Douceur Evangélique. Elle conſiſte à inculquer la foi à force d’injures, de menaces & de ſupplices ; c’eſt à l’aide de ces bonbons que l’Egliſe fait avaler à ſes enfans la pillule de la foi.

Dragons. Miſſionnaires très-Orthodoxes que la Cour de Verſailles envoya aux Huguenots pour argumenter contre eux ſur la Transſubſtanciation, les ramener au giron de l’Egliſe, & leur prouver que le Pape & le Confeſſeur du Roi ne peuvent jamais ſe tromper.

Droit canonique.

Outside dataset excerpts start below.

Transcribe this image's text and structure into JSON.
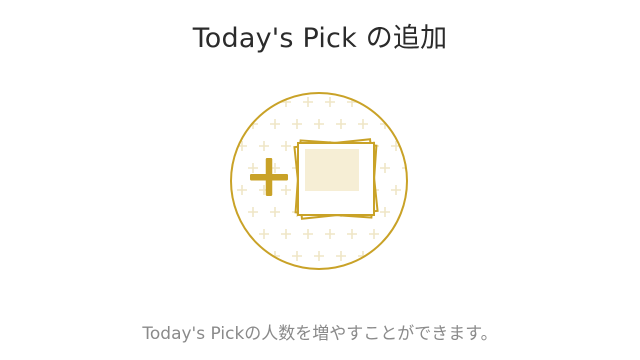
{
  "dialog": {
    "title": "Today's Pick の追加",
    "description": "Today's Pickの人数を増やすことができます。"
  },
  "illustration": {
    "icon": "add-photos-icon",
    "accent_color": "#c9a227",
    "pattern_color": "#efe6c6",
    "photo_fill_color": "#f6eed5"
  }
}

C’eſt le recueil des loix, des ordonnances, des conſtitutions, des déciſions, des Bulles &c. que les Miniſtres du Seigneur ont imaginé pour former la juriſprudence ſacrée qu’ils ſe ſont faite à eux-mêmes. Elle eſt quelquefois contraire à la raiſon, à la juriſprudence civile, aux droits des Souverains, & même au droit naturel, mais tous ces droits ſont faits pour céder à des droits divins.

Droits divins. Ce ſont les droits dont jouiſſent inconteſtablement tous ceux qui ſont aſſez forts pour empêcher les autres de conteſter leurs droits, ou qui ne ſont point curieux de les voir diſcuter. Dieu, comme on ſait, eſt la même choſe que ſes Prêtres, d’où il ſuit que les droits des Prêtres ſont toujours des droits divins. L’Egliſe jouit de droit divin du droit inconteſtable de ſe faire des droits divins, d’empêcher que jamais l’on ne doute de ſes droits divins.

Dureté. On reproche communément la dureté aux gens d’Egliſe ; c’eſt en eux un effet de la plus ſublime vertu ; un bon Chrétien doit être parfaitement inſenſible. Il eſt un parfait Prêtre quand Dieu lui fait la grace de joindre une tête de fer à un cœur d’airain ; lorſqu’il a bien dîné, le monde entier doit lui être indifférent. C’eſt près du lit des moribonds que l’on voit ſur-tout briller le Stoïciſme Sacerdotal. Voyez Mourans.